A scholar at New America Foundation was shown the door after he criticized Google, one of the organization's largest donors.
New America scholar Barry Lynn, director of the Open Markets initiative, posted a press release in June that praised the European Commission's decision to levy Google a €2.42 billion fine for violating antitrust regulations, the New York Times reported.
"The Open Markets Team congratulates European Commissioner for Competition Margrethe Vestager and the European competition authority for this important decision," Lynn wrote. "By requiring that Google give equal treatment to rival services instead of privileging its own, Vestager is protecting the free flow of information and commerce upon which all democracies depend."
The press release soon disappeared from New America's website, only to be reposted hours later. The removal came after Eric Schmidt, the executive chairman of Google's parent company, Alphabet Inc., contacted Lynn's bosses to complain, the Times reported.
The statement disappeared from New America's website, only to be reposted without explanation a few hours later. But word of Mr. Schmidt's displeasure rippled through New America, which employs more than 200 people, including dozens of researchers, writers, and scholars, most of whom work in sleek Washington offices where the main conference room is called the "Eric Schmidt Ideas Lab." The episode left some people concerned that Google intended to discontinue funding, while others worried whether the think tank could truly be independent if it had to worry about offending its donors.

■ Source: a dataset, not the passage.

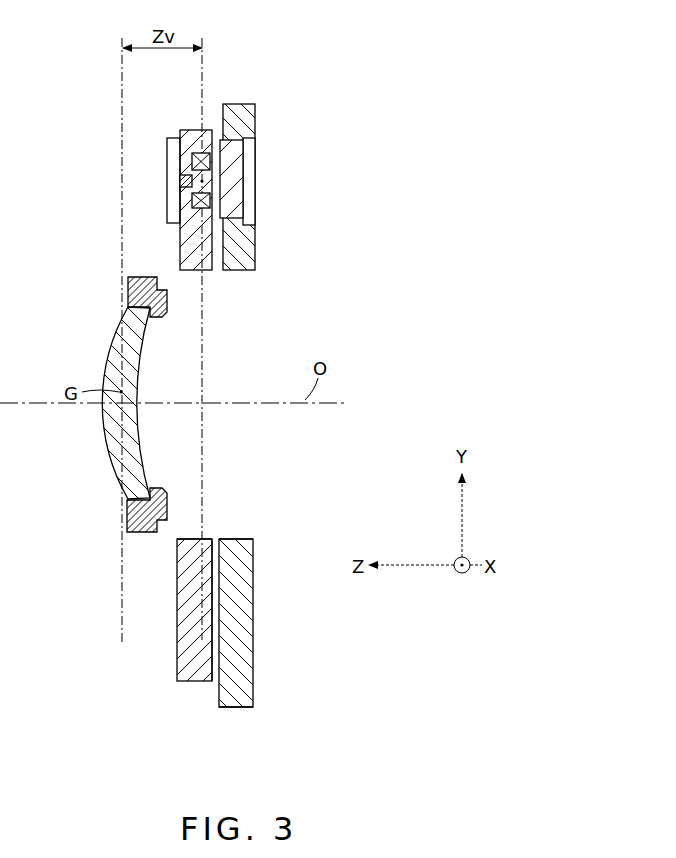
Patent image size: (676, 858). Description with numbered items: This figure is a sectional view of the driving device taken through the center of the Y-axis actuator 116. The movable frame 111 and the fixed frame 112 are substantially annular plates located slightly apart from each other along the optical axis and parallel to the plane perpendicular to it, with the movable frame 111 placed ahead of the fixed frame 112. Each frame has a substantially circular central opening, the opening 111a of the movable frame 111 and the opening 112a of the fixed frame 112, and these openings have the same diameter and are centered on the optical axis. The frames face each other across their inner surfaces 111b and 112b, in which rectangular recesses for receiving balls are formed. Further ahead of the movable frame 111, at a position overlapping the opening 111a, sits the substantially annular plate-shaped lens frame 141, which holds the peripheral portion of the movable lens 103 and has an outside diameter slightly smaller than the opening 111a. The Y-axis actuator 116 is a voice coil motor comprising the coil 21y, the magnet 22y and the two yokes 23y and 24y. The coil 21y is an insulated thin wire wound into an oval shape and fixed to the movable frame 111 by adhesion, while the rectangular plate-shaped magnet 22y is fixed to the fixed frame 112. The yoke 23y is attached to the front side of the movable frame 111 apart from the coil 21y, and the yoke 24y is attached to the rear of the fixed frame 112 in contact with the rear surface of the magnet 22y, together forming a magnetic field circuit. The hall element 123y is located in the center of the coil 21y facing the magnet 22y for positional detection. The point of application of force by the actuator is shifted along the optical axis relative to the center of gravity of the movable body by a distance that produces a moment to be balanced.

The New America Foundation has received more than $21 million from Google, Eric Schmidt, and his family's foundation since the think tank's founding in 1999. The funding has helped to establish New America as an "elite voice in policy debates on the American left," according to the Times.
A few days after the release was posted, New America president Anne-Marie Slaughter called Lynn to her office and informed the scholar of his dismissal. The "time has come for Open Markets and New America to part ways," Slaughter said in an email.
Slaughter insisted to Lynn that the decision was "in no way based on the content of your work," but also noted he was "imperiling the institution as a whole."
The incident was not the first time Lynn received blowback for criticizing the tech giant. Lynn received a terse email from Slaughter a year earlier when he organized an event deemed critical of tech giants. Slaughter, a former Princeton dean and Hillary Clinton staffer, said at the time Google was concerned it had not been informed of the event and that its views were not going to be represented.
"We are in the process of trying to expand our relationship with Google on some absolutely key points," Slaughter wrote to Lynn. "Just THINK about how you are imperiling funding for others."
Both Google and the New America Foundation deny Lynn's charges that funding had anything to do with his dismissal. The nonprofit claims his departure was "mutual."
"New America financial supporters have no influence or control over the research design, methodology, analysis, or findings of New America research projects, nor do they have influence or control over the content of educational programs and communications efforts," a spokesman told the Times.